Q15 3 Sum
First sort the array, then run through all possible first element of a triplet. For each possible first element make a 2Sum sweep of the remaining part of the array. in order to sum 0,for the 3 elements ,get the larger number toward right or get the smaller number toward left. And utilize hashset to avoid duplicated result.
O(n^2)
O(n)
public class Solution {
public List<List<Integer>> threeSum(int[] num) {
Arrays.sort(num);
List<List<Integer>> list = new ArrayList<List<Integer>>();
HashSet<List<Integer>> set = new HashSet<List<Integer>>();
for(int i=0;i<num.length;i++)
{
for(int low=i+1,high=num.length-1;low<high;)
{
if(num[i]+num[low]+num[high]==0)
{
List<Integer> lists= new ArrayList<Integer>();
lists.add(num[i]);
lists.add(num[low]);
lists.add(num[high]);
if(set.add(lists))
list.add(lists);
low++;
high--;
}
else if(num[i]+num[low]+num[high]<0)
low++;
else
high--;
}
}
return list;
}
}
First sort the array, then run through all possible first element of a triplet, meanwhile skip the duplicated number. For each possible first element make a 2Sum sweep of the remaining part of the array.
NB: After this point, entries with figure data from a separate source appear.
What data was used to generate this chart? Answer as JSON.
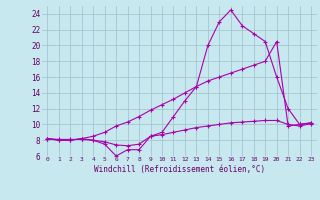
{
  "xlabel": "Windchill (Refroidissement éolien,°C)",
  "bg_color": "#c8e8f0",
  "grid_color": "#9bbfc8",
  "line_color": "#aa00aa",
  "xlim": [
    -0.5,
    23.5
  ],
  "ylim": [
    6,
    25
  ],
  "yticks": [
    6,
    8,
    10,
    12,
    14,
    16,
    18,
    20,
    22,
    24
  ],
  "xticks": [
    0,
    1,
    2,
    3,
    4,
    5,
    6,
    7,
    8,
    9,
    10,
    11,
    12,
    13,
    14,
    15,
    16,
    17,
    18,
    19,
    20,
    21,
    22,
    23
  ],
  "series1_x": [
    0,
    1,
    2,
    3,
    4,
    5,
    6,
    7,
    8,
    9,
    10,
    11,
    12,
    13,
    14,
    15,
    16,
    17,
    18,
    19,
    20,
    21,
    22,
    23
  ],
  "series1_y": [
    8.2,
    8.1,
    8.1,
    8.1,
    8.0,
    7.8,
    7.4,
    7.3,
    7.5,
    8.5,
    8.7,
    9.0,
    9.3,
    9.6,
    9.8,
    10.0,
    10.2,
    10.3,
    10.4,
    10.5,
    10.5,
    10.0,
    9.8,
    10.1
  ],
  "series2_x": [
    0,
    1,
    2,
    3,
    4,
    5,
    6,
    7,
    8,
    9,
    10,
    11,
    12,
    13,
    14,
    15,
    16,
    17,
    18,
    19,
    20,
    21,
    22,
    23
  ],
  "series2_y": [
    8.2,
    8.0,
    8.0,
    8.2,
    8.0,
    7.5,
    6.0,
    6.8,
    6.8,
    8.5,
    9.0,
    11.0,
    13.0,
    14.8,
    20.0,
    23.0,
    24.5,
    22.5,
    21.5,
    20.5,
    16.0,
    12.0,
    10.0,
    10.2
  ],
  "series3_x": [
    0,
    1,
    2,
    3,
    4,
    5,
    6,
    7,
    8,
    9,
    10,
    11,
    12,
    13,
    14,
    15,
    16,
    17,
    18,
    19,
    20,
    21,
    22,
    23
  ],
  "series3_y": [
    8.2,
    8.0,
    8.0,
    8.2,
    8.5,
    9.0,
    9.8,
    10.3,
    11.0,
    11.8,
    12.5,
    13.2,
    14.0,
    14.8,
    15.5,
    16.0,
    16.5,
    17.0,
    17.5,
    18.0,
    20.5,
    9.8,
    10.0,
    10.2
  ]
}
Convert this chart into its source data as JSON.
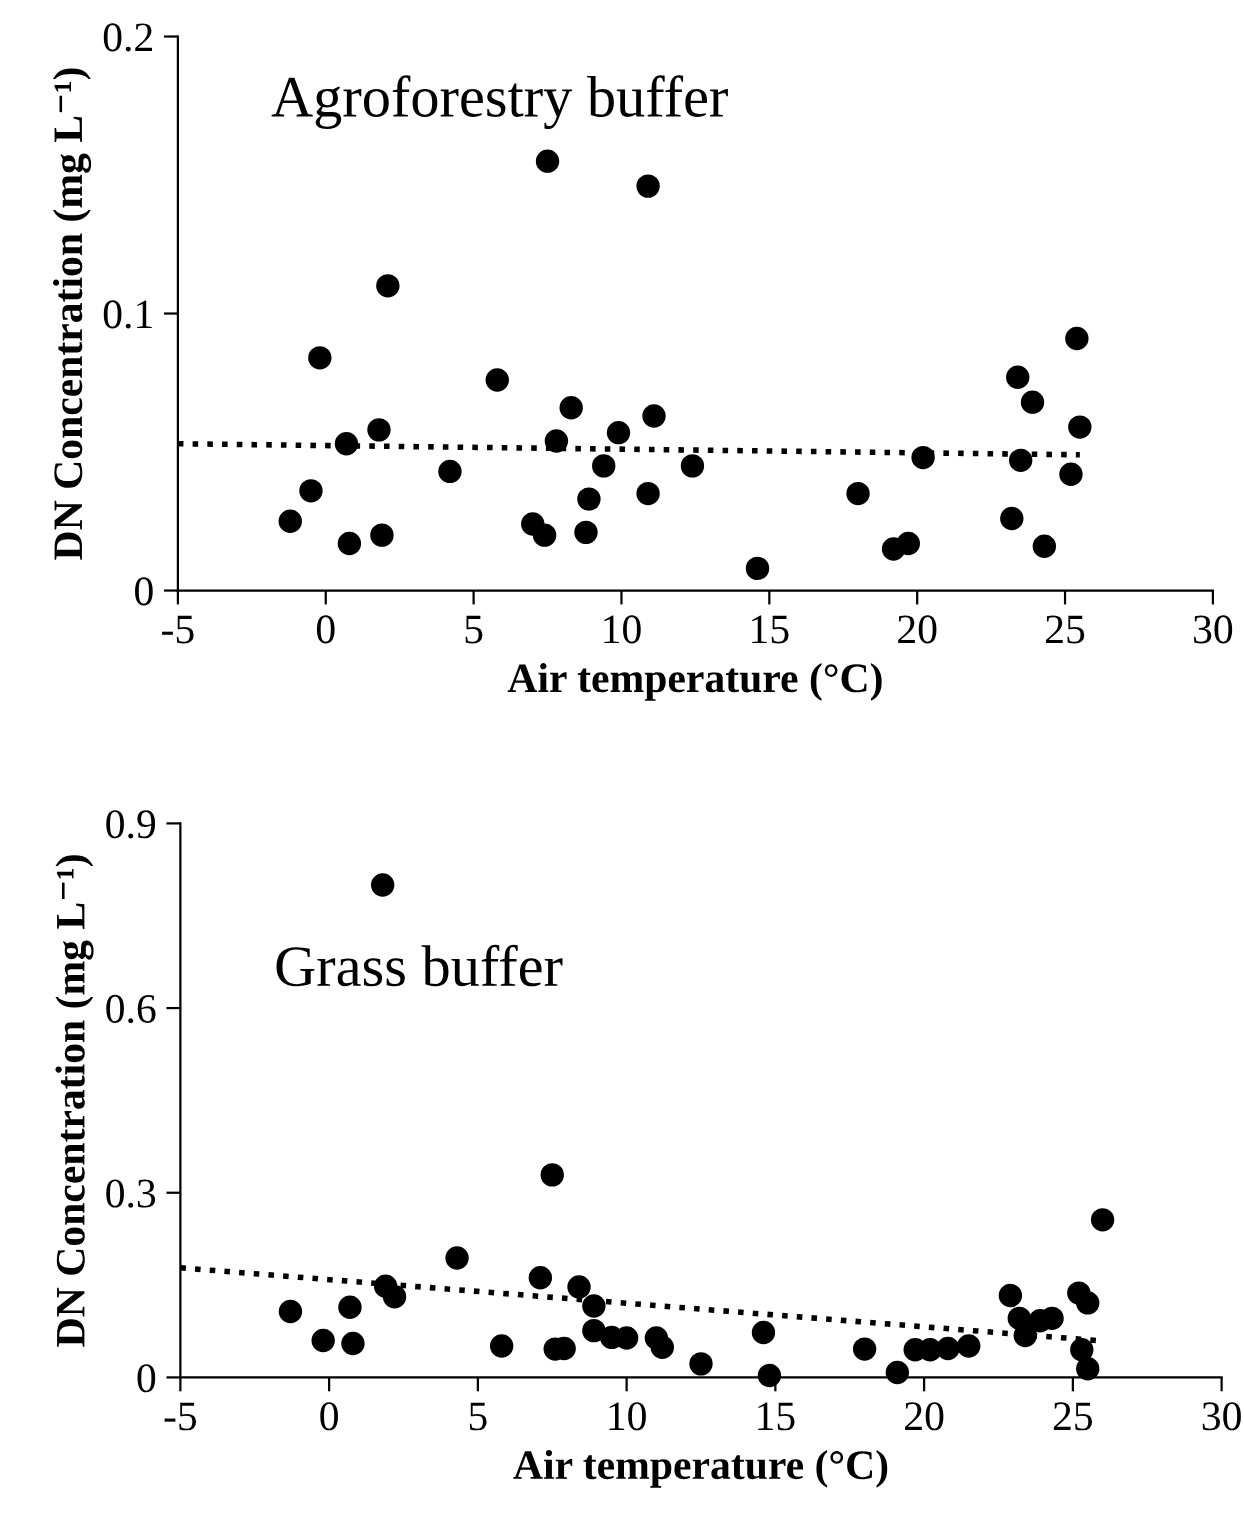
{
  "chart_data": [
    {
      "type": "scatter",
      "title": "Agroforestry buffer",
      "xlabel": "Air temperature (°C)",
      "ylabel": "DN Concentration (mg L⁻¹)",
      "xlim": [
        -5,
        30
      ],
      "xticks": [
        -5,
        0,
        5,
        10,
        15,
        20,
        25,
        30
      ],
      "ylim": [
        0,
        0.2
      ],
      "yticks": [
        0,
        0.1,
        0.2
      ],
      "series": [
        {
          "marker": "circle",
          "color": "#000000",
          "x": [
            -1.2,
            -0.5,
            -0.2,
            0.7,
            0.8,
            1.8,
            1.9,
            2.1,
            4.2,
            5.8,
            7.0,
            7.4,
            7.5,
            7.8,
            8.3,
            8.8,
            8.9,
            9.4,
            9.9,
            10.9,
            10.9,
            11.1,
            12.4,
            14.6,
            18.0,
            19.2,
            19.7,
            20.2,
            23.2,
            23.4,
            23.5,
            23.9,
            24.3,
            25.2,
            25.4,
            25.5
          ],
          "values": [
            0.025,
            0.036,
            0.084,
            0.053,
            0.017,
            0.058,
            0.02,
            0.11,
            0.043,
            0.076,
            0.024,
            0.02,
            0.155,
            0.054,
            0.066,
            0.021,
            0.033,
            0.045,
            0.057,
            0.146,
            0.035,
            0.063,
            0.045,
            0.008,
            0.035,
            0.015,
            0.017,
            0.048,
            0.026,
            0.077,
            0.047,
            0.068,
            0.016,
            0.042,
            0.091,
            0.059
          ]
        },
        {
          "type": "line",
          "color": "#000000",
          "line_style": "dotted",
          "x": [
            -5,
            25.5
          ],
          "values": [
            0.053,
            0.049
          ]
        }
      ]
    },
    {
      "type": "scatter",
      "title": "Grass buffer",
      "xlabel": "Air temperature (°C)",
      "ylabel": "DN Concentration (mg L⁻¹)",
      "xlim": [
        -5,
        30
      ],
      "xticks": [
        -5,
        0,
        5,
        10,
        15,
        20,
        25,
        30
      ],
      "ylim": [
        0,
        0.9
      ],
      "yticks": [
        0,
        0.3,
        0.6,
        0.9
      ],
      "series": [
        {
          "marker": "circle",
          "color": "#000000",
          "x": [
            -1.3,
            -0.2,
            0.7,
            0.8,
            1.8,
            1.9,
            2.2,
            4.3,
            5.8,
            7.1,
            7.5,
            7.6,
            7.9,
            8.4,
            8.9,
            8.9,
            9.5,
            10.0,
            11.0,
            11.2,
            12.5,
            14.6,
            14.8,
            18.0,
            19.1,
            19.7,
            20.2,
            20.8,
            21.5,
            22.9,
            23.2,
            23.4,
            23.9,
            24.3,
            25.2,
            25.5,
            25.3,
            25.5,
            26.0
          ],
          "values": [
            0.107,
            0.06,
            0.114,
            0.055,
            0.8,
            0.148,
            0.131,
            0.194,
            0.051,
            0.162,
            0.329,
            0.046,
            0.047,
            0.147,
            0.116,
            0.076,
            0.065,
            0.064,
            0.064,
            0.049,
            0.022,
            0.073,
            0.003,
            0.046,
            0.008,
            0.045,
            0.045,
            0.047,
            0.051,
            0.133,
            0.096,
            0.068,
            0.092,
            0.096,
            0.137,
            0.121,
            0.045,
            0.014,
            0.256
          ]
        },
        {
          "type": "line",
          "color": "#000000",
          "line_style": "dotted",
          "x": [
            -5,
            25.8
          ],
          "values": [
            0.178,
            0.06
          ]
        }
      ]
    }
  ]
}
In order to sum 0,for the 3 elements ,get the larger number toward right or get the smaller number toward left.
O(n^2)
O(n)
public class Solution {
public List<List<Integer>> threeSum(int[] num) {
Arrays.sort(num);
List<List<Integer>> res = new ArrayList<List<Integer>>();
for (int i = 0; i < num.length-2; i++) {
if (i == 0 || (i > 0 && num[i] != num[i-1])) {
int low = i+1, high = num.length-1, sum = 0 - num[i];
while (low < high) {
if (num[low] + num[high] == sum) {
res.add(Arrays.asList(num[i], num[low], num[high]));
while (low < high && num[low] == num[low+1]) low++;
while (low < high && num[high] == num[high-1]) high--;
low++; high--;
} else if (num[low] + num[high] < sum) low++;
else high--;
}
}
}
return res;
}
}